I have step-parents also. I think the best way to deal with this is to delegate. Say flowers are you and your mom’s job, and the venue is you and your step-mom’s job, etc. This way, they won’t have to work together very much and the roles are clearly defined.

As far as your mother not wanting to be around your father… If she politely asks you to not sit with your father, that’s ok. If she’s threatening not to come to your wedding because your dad is there, she needs to grow up. You should tell her (in a nice way) that this is not about her and she needs to be more supportive. 

I hope it works out!

Post # 6
Member
416 posts
Helper bee
  • Wedding: June 2012

Tell your stepdad that you want him to enjoy being a part of your day and not be working. I would do 2 father-daughter dances. Have both dads pick out songs that means something to them and do that.

In regards to your mother I would tell her that you and your Fiance want to pick the venue out alone. And invite them both to the dress fitting. I would tell them that u extended an invite to both “moms” and let them choose whether they want to attend.

And I would put them at the table together and make them deal with each other. I would speak to ” your mom” and tell her what the plan is so she wont be surprised and explain how important it is to you to do it this way.

Good Luck 

Post # 7
Member
3569 posts
Sugar bee
  • Wedding: April 2013

I think it`s so unfair when parents force their child to pick one parent over the last. If you have a good relationship with your Dad he is still your father and he should walk you down the aisle. 

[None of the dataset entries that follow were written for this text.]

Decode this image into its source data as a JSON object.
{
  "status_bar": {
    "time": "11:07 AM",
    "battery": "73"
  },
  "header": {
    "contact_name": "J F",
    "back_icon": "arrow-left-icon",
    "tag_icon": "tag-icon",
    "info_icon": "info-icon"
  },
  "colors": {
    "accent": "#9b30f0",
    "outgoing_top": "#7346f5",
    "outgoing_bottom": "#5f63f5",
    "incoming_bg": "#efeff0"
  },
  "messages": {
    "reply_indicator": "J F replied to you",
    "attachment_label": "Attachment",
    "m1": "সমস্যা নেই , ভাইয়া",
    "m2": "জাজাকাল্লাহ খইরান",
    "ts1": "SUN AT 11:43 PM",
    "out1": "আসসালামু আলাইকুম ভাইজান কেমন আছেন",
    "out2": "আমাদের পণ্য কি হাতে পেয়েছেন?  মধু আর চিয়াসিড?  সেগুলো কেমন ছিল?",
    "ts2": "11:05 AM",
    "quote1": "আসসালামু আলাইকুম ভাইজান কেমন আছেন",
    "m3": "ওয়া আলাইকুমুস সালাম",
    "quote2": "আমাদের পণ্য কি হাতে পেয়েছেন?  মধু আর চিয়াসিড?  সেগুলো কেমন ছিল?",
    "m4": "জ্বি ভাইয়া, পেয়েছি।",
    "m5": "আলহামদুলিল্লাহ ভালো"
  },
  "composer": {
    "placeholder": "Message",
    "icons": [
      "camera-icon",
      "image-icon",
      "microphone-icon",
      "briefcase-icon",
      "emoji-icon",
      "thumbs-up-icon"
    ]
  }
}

As for the Dj thing, tell them you want everyone to enjoy themselves, and would rather hire a professional, and also them them Dj sometimes have up lighting and other things to add on the package which you are considering.

As for the table thing, if your parents don`t get along that is just asking for trouble and drama. Some people never let things go and as much we liked too. You should expected them to shut up and paly nice for the pictures, then allow them to stay apart for the rest of the night. Seat them at different tables so they can feel comfortable at the wedding.

Post # 8
Member
501 posts
Busy bee
  • Wedding: May 2012

Please don’t put all of your parents at the same table. That is a really bad idea. Let them all enjoy your wedding, don’t force them to sit together when you know they wouldn’t want to (not just your mom, but all of them)!

 

Maybe you could invite your mom and step-mom both to your dress fitting. It could be very hurtful to one if they are not invited and the other is not…I would not worry about having them both at the venue viewing. It doesn’t really seem like a big deal. I agree with PP about just not wanting your family or friends to be working during your wedding. I would be firm about that, and just say no exceptions, they are there to celebrate with you not to work. As for your mom wanting your step-dad to walk you down the isle…that is totally your choice and I would be firm about that as well. Good luck!